Session II

Art & Design Interventionism and Long-term Participation: an Uneasy Relation?

Chairs: Liesbeth Huybrechts (University Hasselt) & Pablo Calderón Salazar (LUCA KU Leuven)

This track inquires how interventions can contribute to long-term participatory processes that address public space and public issues. Design and art interventions in public space are often driven by a wish to reclaim the common right to it and regularly use a ‘hit-and-run tactic’ (Gielen, 2013; Markussen, 2013). Besides art and design, other contexts (such as applied psychology) often use the concept of ‘intervention’ to refer to processes of acting upon and improving a perceived critical situation. Most definitions of interventions entail a traditional autonomous model, in which one person or a selected group of people decide whether a situation asks for a certain action with which they – unannounced, unadvertised and not commissioned – enter into a context (Markussen, 2013). Other approaches make use of the concept of intravention, with a special focus on the ‘intra-‘ to avoid creating a rupture in the context by initiating the actions from within (Altés & Lieberman, 2013). The nature of interventions, thus seems to be in contrast with the more horizontal approaches of participatory processes. Despite this apparent contradiction, interventions are frequently used by artists and designers in durational practices (O’Neill & Doherty, 2010). Interventionist approaches in specific (local) settings have the potential to democratize innovation by opening up spaces for inquiry and possibilities, rather than giving answers and solutions (Björgvinsson, Ehn & Hillgren, 2010). We want to explore different ways in which interventions contribute to these processes of democratisation of innovation (in public space) and address issues of public interest.

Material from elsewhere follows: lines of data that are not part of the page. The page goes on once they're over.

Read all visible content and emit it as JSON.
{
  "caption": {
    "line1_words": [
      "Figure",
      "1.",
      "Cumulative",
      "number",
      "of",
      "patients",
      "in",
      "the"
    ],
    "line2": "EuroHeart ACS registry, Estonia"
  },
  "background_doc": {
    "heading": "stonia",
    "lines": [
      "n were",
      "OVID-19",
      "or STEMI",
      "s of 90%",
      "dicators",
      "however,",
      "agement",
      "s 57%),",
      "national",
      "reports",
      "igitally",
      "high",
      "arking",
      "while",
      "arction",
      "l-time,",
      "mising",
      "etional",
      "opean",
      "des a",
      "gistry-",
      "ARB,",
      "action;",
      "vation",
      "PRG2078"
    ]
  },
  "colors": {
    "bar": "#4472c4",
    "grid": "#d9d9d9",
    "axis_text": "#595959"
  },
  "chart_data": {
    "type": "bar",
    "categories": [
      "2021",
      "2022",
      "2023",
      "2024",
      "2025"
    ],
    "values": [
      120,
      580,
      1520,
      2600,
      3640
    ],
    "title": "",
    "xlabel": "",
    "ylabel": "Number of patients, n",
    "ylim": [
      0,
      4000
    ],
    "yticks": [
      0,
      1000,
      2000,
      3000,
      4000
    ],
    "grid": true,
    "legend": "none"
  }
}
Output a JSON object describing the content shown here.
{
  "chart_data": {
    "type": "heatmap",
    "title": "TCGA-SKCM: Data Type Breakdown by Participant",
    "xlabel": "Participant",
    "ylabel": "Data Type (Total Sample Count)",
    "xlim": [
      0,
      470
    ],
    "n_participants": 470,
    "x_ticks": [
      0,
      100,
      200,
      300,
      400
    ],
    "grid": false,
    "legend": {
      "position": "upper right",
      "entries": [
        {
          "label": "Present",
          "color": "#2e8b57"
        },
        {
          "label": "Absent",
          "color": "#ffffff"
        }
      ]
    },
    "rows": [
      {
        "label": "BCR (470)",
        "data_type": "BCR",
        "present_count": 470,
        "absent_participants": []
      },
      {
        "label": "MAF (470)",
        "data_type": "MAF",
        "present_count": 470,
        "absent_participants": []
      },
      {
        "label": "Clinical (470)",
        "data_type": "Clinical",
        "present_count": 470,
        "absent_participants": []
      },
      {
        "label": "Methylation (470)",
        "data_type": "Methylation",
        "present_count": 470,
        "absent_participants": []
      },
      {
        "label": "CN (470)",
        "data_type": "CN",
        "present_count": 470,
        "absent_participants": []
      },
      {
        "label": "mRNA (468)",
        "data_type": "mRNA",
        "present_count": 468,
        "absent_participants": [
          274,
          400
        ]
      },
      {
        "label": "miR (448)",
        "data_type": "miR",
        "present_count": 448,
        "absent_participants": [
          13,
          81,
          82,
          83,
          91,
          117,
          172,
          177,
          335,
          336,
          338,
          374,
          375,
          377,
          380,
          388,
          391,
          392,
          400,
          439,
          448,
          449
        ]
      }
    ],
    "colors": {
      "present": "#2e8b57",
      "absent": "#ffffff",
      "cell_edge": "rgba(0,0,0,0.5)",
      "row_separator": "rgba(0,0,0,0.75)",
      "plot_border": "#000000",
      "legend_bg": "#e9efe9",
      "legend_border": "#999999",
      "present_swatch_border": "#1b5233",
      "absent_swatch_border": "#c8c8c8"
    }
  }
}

We welcome contributions that address:

–        Historical perspectives on art and design interventions

–        The participatory nature of art and design interventions

–        The relations between interventions and time

–        Interventions from within (intraventions)

–        The role of interventions in democratising innovation and public space

–        Ethical implications of interventions

We invite authors to submit papers presenting (critical/reflective) positions in relation to one or more of the above-mentioned topics. We encourage the use of fieldwork and case studies to enrich the discussion on the questions.


Altés Arlandis, A., & Lieberman, O. (2013). Intravention, durations, effects: notes of expansive sites and relational architectures.
Björgvinsson, E., Ehn, P., & Hillgren, P. A. (2010, November). Participatory design and democratizing innovation. In Proceedings of the 11th Biennial Participatory Design Conference (pp. 41-50). ACM.
Gielen, P. (2013). Artistic Praxis and the Neoliberalization of the Educational Space. The Journal of Aesthetic Education, 47(1), 58-71.
Markussen, T. (2013). The disruptive aesthetics of design activism: enacting design between art and politics. Design Issues, 29(1), 38-50.
O’Neill, P., & Doherty, C. (Eds.) (2011). Locating the Producers: Durational Approaches to Public Art. Antennae Series 4. Amsterdam: Valiz.